Di sisi lain, telah terjadi pergeseran peran komponen civil society,
terutama Non Government Organization (NGO), pasca-Orde Baru. Apabila
sepanjang 1980 sampai 1990-an NGO lebih berfungsi sebagai anjing yang
menyalak kepada kafilah yang lewat (watch dog), yang merupakan
rombongan khalifah yang zalim, kini NGO justru dilihat sebagai
kafilah itu sendiri.

Maka, adagium "anjing menggonggong kafilah berlalu" tak lagi tepat
disebut sebagai formulasi dari peran NGO sebagai anjingnya, dan
khalifahnya adalah penguasa. Dari serangan terhadap kantor Kontras
dapat dilihat bahwa yang menjadi kafilah justru NGO,
yang "digonggong" watch dog kelompok penyerangnya. Namun, fokus utama
pengawasan NGO tetap tak bergeser, yaitu khalifah yang zalim.
Singkatnya, anjing menggonggong kafilah, kafilah mengkritik khalifah.

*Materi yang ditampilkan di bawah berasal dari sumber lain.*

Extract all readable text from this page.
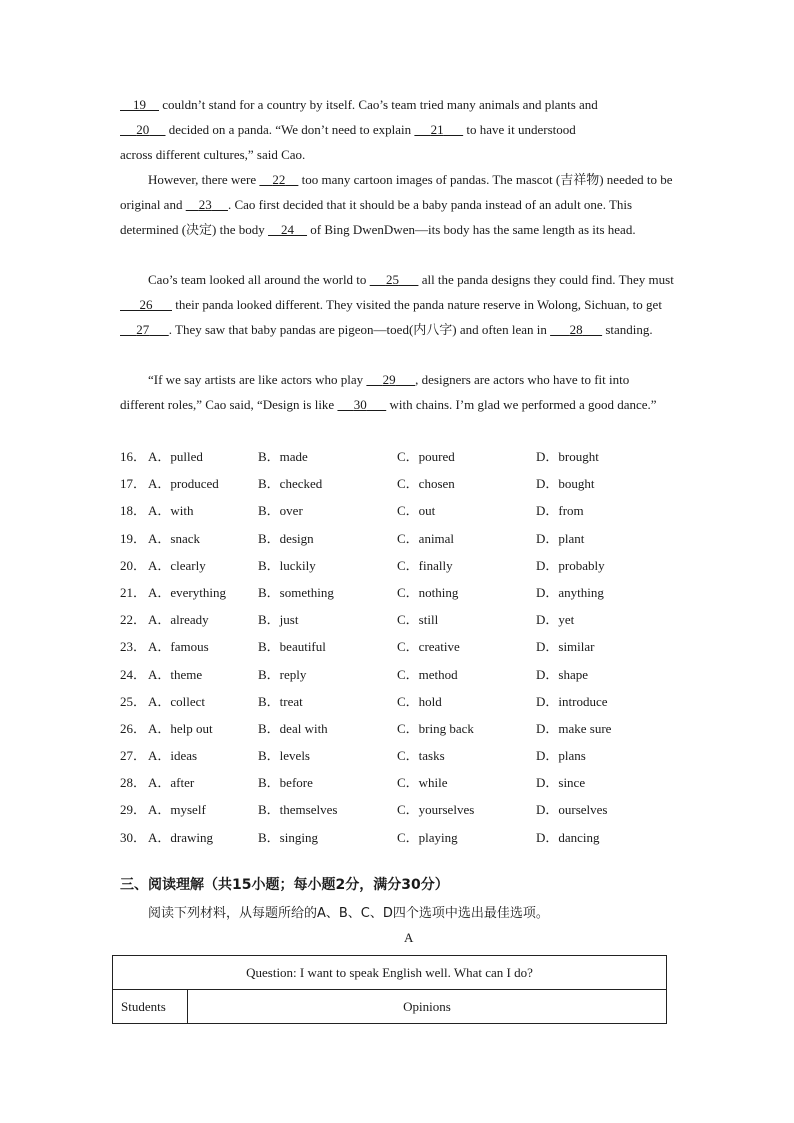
19     couldn’t stand for a country by itself. Cao’s team tried many animals and plants and
20      decided on a panda. “We don’t need to explain      21       to have it understood
across different cultures,” said Cao.
However, there were     22     too many cartoon images of pandas. The mascot (吉祥物) needed to be original and     23 . Cao first decided that it should be a baby panda instead of an adult one. This determined (决定) the body     24     of Bing DwenDwen—its body has the same length as its head.
Cao’s team looked all around the world to      25       all the panda designs they could find. They must       26       their panda looked different. They visited the panda nature reserve in Wolong, Sichuan, to get      27 . They saw that baby pandas are pigeon—toed(内八字) and often lean in       28       standing.
“If we say artists are like actors who play      29 , designers are actors who have to fit into different roles,” Cao said, “Design is like      30       with chains. I’m glad we performed a good dance.”
16． A．pulled	B．made	C．poured	D．brought
17． A．produced	B．checked	C．chosen	D．bought
18． A．with	B．over	C．out	D．from
19． A．snack	B．design	C．animal	D．plant
20． A．clearly	B．luckily	C．finally	D．probably
21． A．everything B．something	C．nothing	D．anything
22． A．already	B．just	C．still	D．yet
23． A．famous	B．beautiful	C．creative	D．similar
24． A．theme	B．reply	C．method	D．shape
25． A．collect	B．treat	C．hold	D．introduce
26． A．help out	B．deal with	C．bring back	D．make sure
27． A．ideas	B．levels	C．tasks	D．plans
28． A．after	B．before	C．while	D．since
29． A．myself	B．themselves	C．yourselves	D．ourselves
30． A．drawing	B．singing	C．playing	D．dancing
三、阅读理解（共15小题；每小题2分，满分30分）
阅读下列材料，从每题所给的A、B、C、D四个选项中选出最佳选项。
A
Question: I want to speak English well. What can I do?
Students	Opinions
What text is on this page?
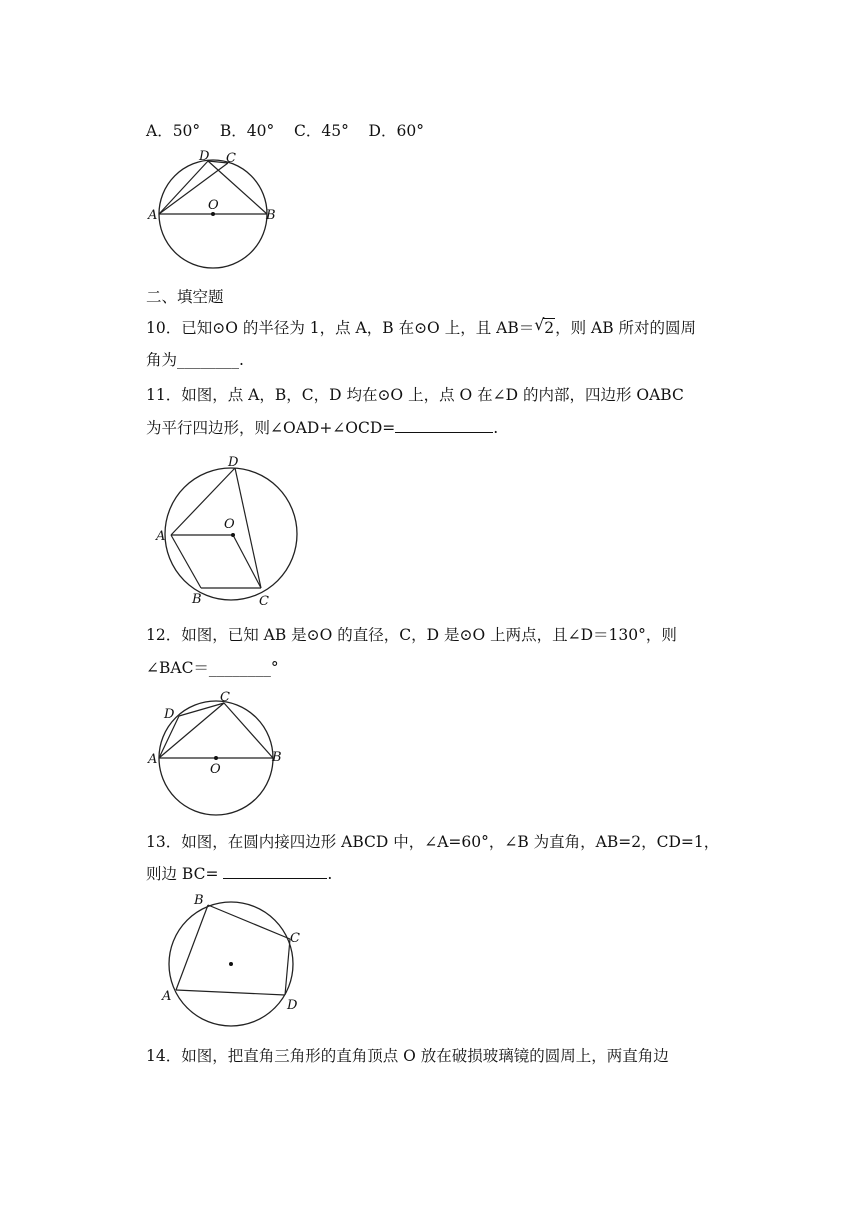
A．50° B．40° C．45° D．60°
A	B
C
D
O
二、填空题
10．已知⊙O 的半径为 1，点 A，B 在⊙O 上，且 AB＝ √ 2，则 AB 所对的圆周
角为________.
11．如图，点 A，B，C，D 均在⊙O 上，点 O 在∠D 的内部，四边形 OABC
为平行四边形，则∠OAD+∠OCD=	.
A
B	C
D
O
12．如图，已知 AB 是⊙O 的直径，C，D 是⊙O 上两点，且∠D＝130°，则
∠BAC＝________°
A	B
C
D
O
13．如图，在圆内接四边形 ABCD 中，∠A=60°，∠B 为直角，AB=2，CD=1，
则边 BC=	.
A
B
C
D
14．如图，把直角三角形的直角顶点 O 放在破损玻璃镜的圆周上，两直角边
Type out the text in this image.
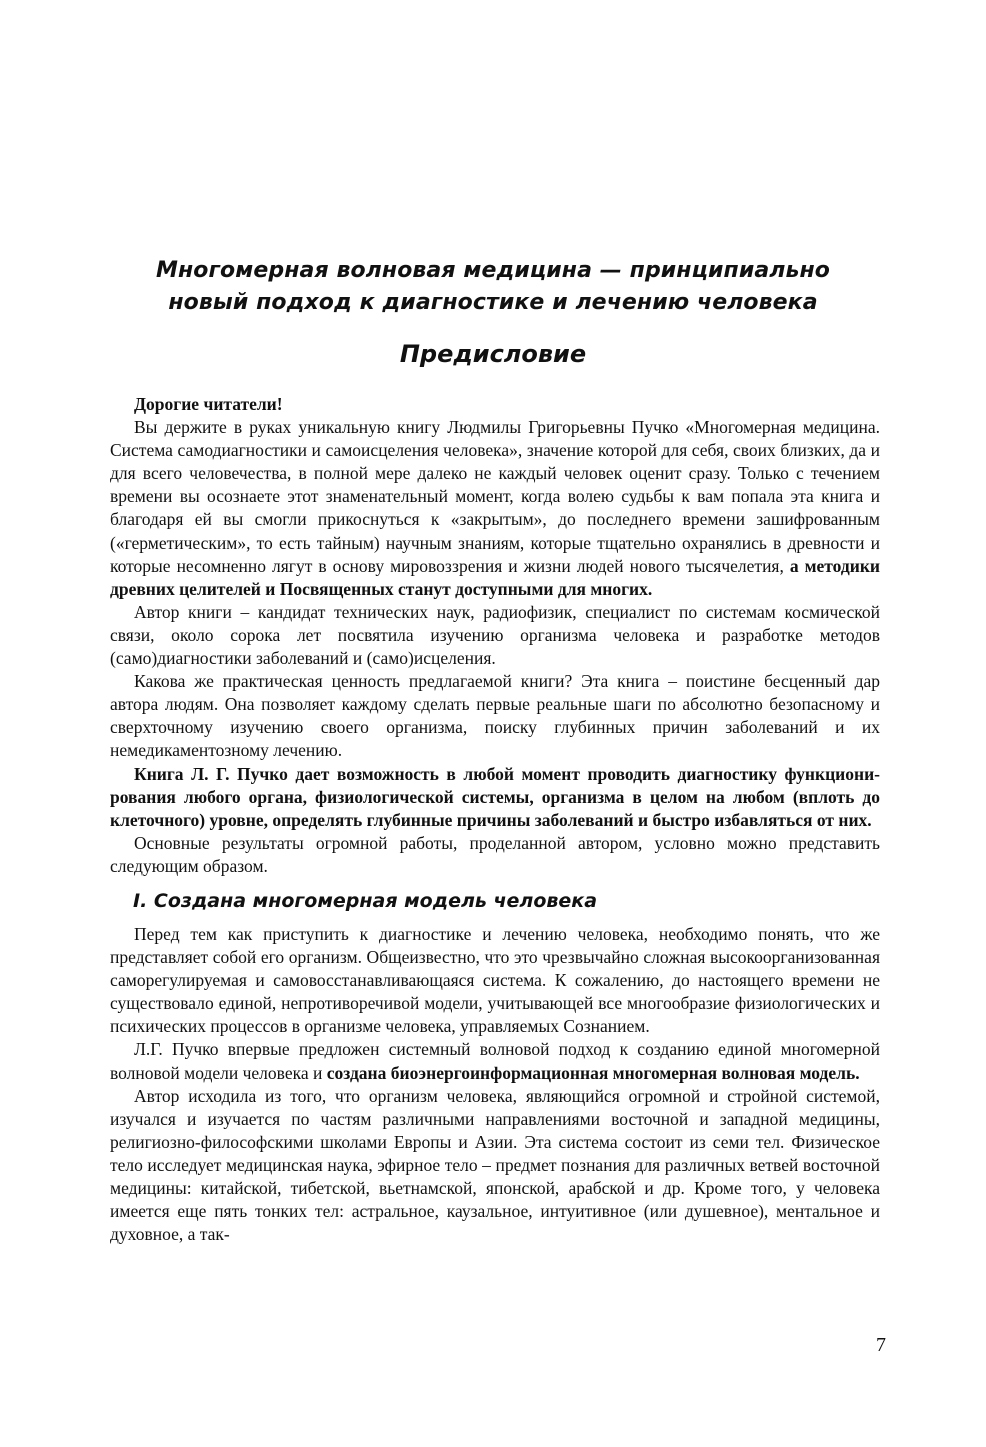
Многомерная волновая медицина — принципиально
новый подход к диагностике и лечению человека
Предисловие

Дорогие читатели!

Вы держите в руках уникальную книгу Людмилы Григорьевны Пучко «Многомерная медицина. Система самодиагностики и самоисцеления человека», значение которой для себя, своих близких, да и для всего человечества, в полной мере далеко не каждый человек оценит сразу. Только с течением времени вы осознаете этот знаменательный момент, когда волею судьбы к вам попала эта книга и благодаря ей вы смогли прикоснуться к «закрытым», до последнего времени зашифрованным («герметическим», то есть тайным) научным знаниям, которые тщательно охранялись в древности и которые несомненно лягут в основу мировоззрения и жизни людей нового тысячелетия, а методики древних целителей и Посвященных станут доступными для многих.

Автор книги – кандидат технических наук, радиофизик, специалист по системам космической связи, около сорока лет посвятила изучению организма человека и разработке методов (само)диагностики заболеваний и (само)исцеления.

Какова же практическая ценность предлагаемой книги? Эта книга – поистине бесценный дар автора людям. Она позволяет каждому сделать первые реальные шаги по абсолютно безопасному и сверхточному изучению своего организма, поиску глубинных причин заболеваний и их немедикаментозному лечению.

Книга Л. Г. Пучко дает возможность в любой момент проводить диагностику функционирования любого органа, физиологической системы, организма в целом на любом (вплоть до клеточного) уровне, определять глубинные причины заболеваний и быстро избавляться от них.

Основные результаты огромной работы, проделанной автором, условно можно представить следующим образом.

I. Создана многомерная модель человека

Перед тем как приступить к диагностике и лечению человека, необходимо понять, что же представляет собой его организм. Общеизвестно, что это чрезвычайно сложная высокоорганизованная саморегулируемая и самовосстанавливающаяся система. К сожалению, до настоящего времени не существовало единой, непротиворечивой модели, учитывающей все многообразие физиологических и психических процессов в организме человека, управляемых Сознанием.

Л.Г. Пучко впервые предложен системный волновой подход к созданию единой многомерной волновой модели человека и создана биоэнергоинформационная многомерная волновая модель.

Автор исходила из того, что организм человека, являющийся огромной и стройной системой, изучался и изучается по частям различными направлениями восточной и западной медицины, религиозно-философскими школами Европы и Азии. Эта система состоит из семи тел. Физическое тело исследует медицинская наука, эфирное тело – предмет познания для различных ветвей восточной медицины: китайской, тибетской, вьетнамской, японской, арабской и др. Кроме того, у человека имеется еще пять тонких тел: астральное, каузальное, интуитивное (или душевное), ментальное и духовное, а так-

7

Sebagai kafilah, NGO menjadi pengantar surat protes masyarakat ke
berbagai garis lintang dan garis bujur geografi kekuasaan. NGO harus
terus bergerak, dari satu wilayah kelaliman ke wilayah kezaliman lain
yang dipertontonkan oleh khalifah: dari penyelamatan penyu di Bali
sampai usulan perombakan konstitusi di Jakarta, dari kampanye
antiperburuan harimau di hutan rimba Sumatra sampai pengawasan nasib
pekerja bangunan di hutan beton Jakarta.

Peran baru NGO sebagai kafilah ini sedemikian pentingnya mengingat
berbagai karnaval kekuasaan sekarang ini seakan-akan ingin melakukan
the collective memory shutdown atas dosa-dosa masa lalu akibat
kesalahan dalam mengelola negara. Dosa-dosa berupa pelanggaran HAM,
perusakan lingkungan, korupsi, sampai pada tingkatan pemiskinan
massal akibat harus mengadopsi pola revolusi hijau yang menyebabkan
petani harus menyemprotkan racun endemik berupa pestisida atau pupuk
tak terurai ke lahan-lahan pertaniannya. Belum lagi pada upaya de-
edukasi dalam berbagai tingkatan--dari pendidikan formal sampai
pendidikan politik--yang menyebabkan ketertinggalan dalam berbagai
bidang ilmu pengetahuan dan kerangka berpikir masyarakat.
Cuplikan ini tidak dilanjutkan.